The commitment is Poseidon(pk, salt, amount, tokenId). Without the salt it would be
Poseidon(pk, amount, tokenId) — a deterministic value that anyone can compute from
public information.
This breaks privacy in two ways:
1. Linkability. If Alice always receives 50 USDT, every commitment for her with amount=50 produces the same hash. An observer can link all those commitments to the same owner without knowing Alice's key — just by recognizing the repeated value.
2. Brute-force. The set of plausible (amount, tokenId) pairs is small. An
attacker can precompute Poseidon(pk, amount, tokenId) for all likely values and
scan the on-chain commitment list to find matches. This reveals both the owner and
the note value.
The salt is a random value derived from the ML-KEM shared secret between sender and recipient.
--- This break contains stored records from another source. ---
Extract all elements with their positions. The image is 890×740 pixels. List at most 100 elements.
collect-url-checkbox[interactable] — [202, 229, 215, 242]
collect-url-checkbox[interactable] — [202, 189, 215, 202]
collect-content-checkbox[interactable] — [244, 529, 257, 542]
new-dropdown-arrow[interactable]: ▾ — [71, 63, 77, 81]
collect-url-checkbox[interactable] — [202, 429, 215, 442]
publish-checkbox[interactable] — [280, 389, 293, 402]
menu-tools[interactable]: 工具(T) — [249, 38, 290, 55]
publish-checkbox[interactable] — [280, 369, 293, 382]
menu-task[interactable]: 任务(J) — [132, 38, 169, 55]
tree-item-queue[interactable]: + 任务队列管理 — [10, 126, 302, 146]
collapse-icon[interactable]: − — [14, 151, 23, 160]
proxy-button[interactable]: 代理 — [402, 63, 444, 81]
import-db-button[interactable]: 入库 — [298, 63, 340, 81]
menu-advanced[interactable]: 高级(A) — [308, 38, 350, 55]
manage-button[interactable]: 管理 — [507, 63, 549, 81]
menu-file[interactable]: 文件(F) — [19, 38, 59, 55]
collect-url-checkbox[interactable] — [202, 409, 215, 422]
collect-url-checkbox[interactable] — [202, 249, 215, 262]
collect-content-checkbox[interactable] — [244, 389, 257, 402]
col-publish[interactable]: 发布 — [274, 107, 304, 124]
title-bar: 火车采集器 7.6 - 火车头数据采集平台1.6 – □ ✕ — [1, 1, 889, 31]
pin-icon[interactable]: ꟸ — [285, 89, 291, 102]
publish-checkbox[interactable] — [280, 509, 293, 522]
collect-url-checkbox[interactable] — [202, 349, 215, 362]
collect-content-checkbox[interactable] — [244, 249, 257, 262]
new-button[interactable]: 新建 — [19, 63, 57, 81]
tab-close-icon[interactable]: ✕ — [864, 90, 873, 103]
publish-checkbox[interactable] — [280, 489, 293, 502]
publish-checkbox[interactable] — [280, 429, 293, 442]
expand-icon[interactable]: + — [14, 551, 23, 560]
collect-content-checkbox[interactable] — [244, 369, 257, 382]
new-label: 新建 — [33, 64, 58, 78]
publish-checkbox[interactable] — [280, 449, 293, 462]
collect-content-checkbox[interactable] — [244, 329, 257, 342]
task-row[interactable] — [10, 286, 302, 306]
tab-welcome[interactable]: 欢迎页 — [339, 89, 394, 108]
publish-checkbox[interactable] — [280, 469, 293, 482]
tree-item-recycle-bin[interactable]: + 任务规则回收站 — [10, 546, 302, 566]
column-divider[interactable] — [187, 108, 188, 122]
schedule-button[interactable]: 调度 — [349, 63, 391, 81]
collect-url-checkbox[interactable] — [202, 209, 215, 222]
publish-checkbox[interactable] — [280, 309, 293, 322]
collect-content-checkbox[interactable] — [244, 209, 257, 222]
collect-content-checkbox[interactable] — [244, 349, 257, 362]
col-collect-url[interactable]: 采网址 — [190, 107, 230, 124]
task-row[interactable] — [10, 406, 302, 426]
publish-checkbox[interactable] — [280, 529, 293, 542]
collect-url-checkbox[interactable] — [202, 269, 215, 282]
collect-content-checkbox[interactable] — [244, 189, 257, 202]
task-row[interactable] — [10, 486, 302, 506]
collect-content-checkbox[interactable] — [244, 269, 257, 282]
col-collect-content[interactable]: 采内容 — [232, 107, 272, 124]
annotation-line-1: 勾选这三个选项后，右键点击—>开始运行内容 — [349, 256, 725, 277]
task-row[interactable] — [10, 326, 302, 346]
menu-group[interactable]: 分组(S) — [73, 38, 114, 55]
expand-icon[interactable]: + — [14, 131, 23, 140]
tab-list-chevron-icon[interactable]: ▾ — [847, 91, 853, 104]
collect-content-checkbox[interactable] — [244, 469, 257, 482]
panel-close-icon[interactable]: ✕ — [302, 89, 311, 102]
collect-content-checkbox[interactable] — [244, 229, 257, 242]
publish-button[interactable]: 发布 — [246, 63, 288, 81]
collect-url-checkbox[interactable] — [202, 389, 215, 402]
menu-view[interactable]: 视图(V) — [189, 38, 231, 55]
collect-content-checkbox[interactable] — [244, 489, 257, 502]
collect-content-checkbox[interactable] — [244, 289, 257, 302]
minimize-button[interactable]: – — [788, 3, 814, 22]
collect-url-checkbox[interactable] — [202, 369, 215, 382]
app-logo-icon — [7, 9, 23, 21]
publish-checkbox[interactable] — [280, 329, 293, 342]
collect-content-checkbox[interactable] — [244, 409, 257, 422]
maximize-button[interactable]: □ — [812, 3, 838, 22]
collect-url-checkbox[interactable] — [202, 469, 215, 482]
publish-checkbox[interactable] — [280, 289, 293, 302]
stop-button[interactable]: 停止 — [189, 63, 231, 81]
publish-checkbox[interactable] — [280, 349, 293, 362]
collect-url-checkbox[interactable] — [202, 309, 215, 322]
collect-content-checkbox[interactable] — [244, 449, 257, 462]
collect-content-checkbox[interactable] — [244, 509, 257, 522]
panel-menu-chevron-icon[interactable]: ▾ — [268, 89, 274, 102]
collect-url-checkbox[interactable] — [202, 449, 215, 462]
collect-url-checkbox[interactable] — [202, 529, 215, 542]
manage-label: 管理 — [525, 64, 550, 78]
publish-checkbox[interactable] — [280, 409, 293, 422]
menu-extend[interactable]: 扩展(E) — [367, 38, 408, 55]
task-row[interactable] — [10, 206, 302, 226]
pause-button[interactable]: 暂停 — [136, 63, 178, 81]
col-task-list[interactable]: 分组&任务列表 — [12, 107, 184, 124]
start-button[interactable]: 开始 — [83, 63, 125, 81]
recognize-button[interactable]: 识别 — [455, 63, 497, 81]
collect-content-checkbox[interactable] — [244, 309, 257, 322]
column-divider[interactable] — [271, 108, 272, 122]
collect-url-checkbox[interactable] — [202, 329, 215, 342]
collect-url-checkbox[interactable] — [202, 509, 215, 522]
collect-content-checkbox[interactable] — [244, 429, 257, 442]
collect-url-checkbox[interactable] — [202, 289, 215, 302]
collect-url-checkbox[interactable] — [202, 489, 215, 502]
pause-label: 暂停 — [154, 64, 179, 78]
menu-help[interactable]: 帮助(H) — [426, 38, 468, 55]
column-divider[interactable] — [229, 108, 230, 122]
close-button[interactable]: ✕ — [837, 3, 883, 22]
It is unique per note, so two notes with the same owner and amount produce completely different commitments. An outside observer sees only random-looking hashes with no pattern to exploit.
The salt also ensures that even if a user receives the same amount from the same sender twice, the two commitments are unlinkable on-chain.
Where it is used in EnygmaDvP:
saltBis derived viaHKDF(ss, "Bob salt")from the ML-KEM shared secret, making it unique per note and unknown to anyone who did not participate in the encapsulation.- The circuit takes
saltas a private witness and verifies the commitment matches — proving the prover knows the salt without revealing it.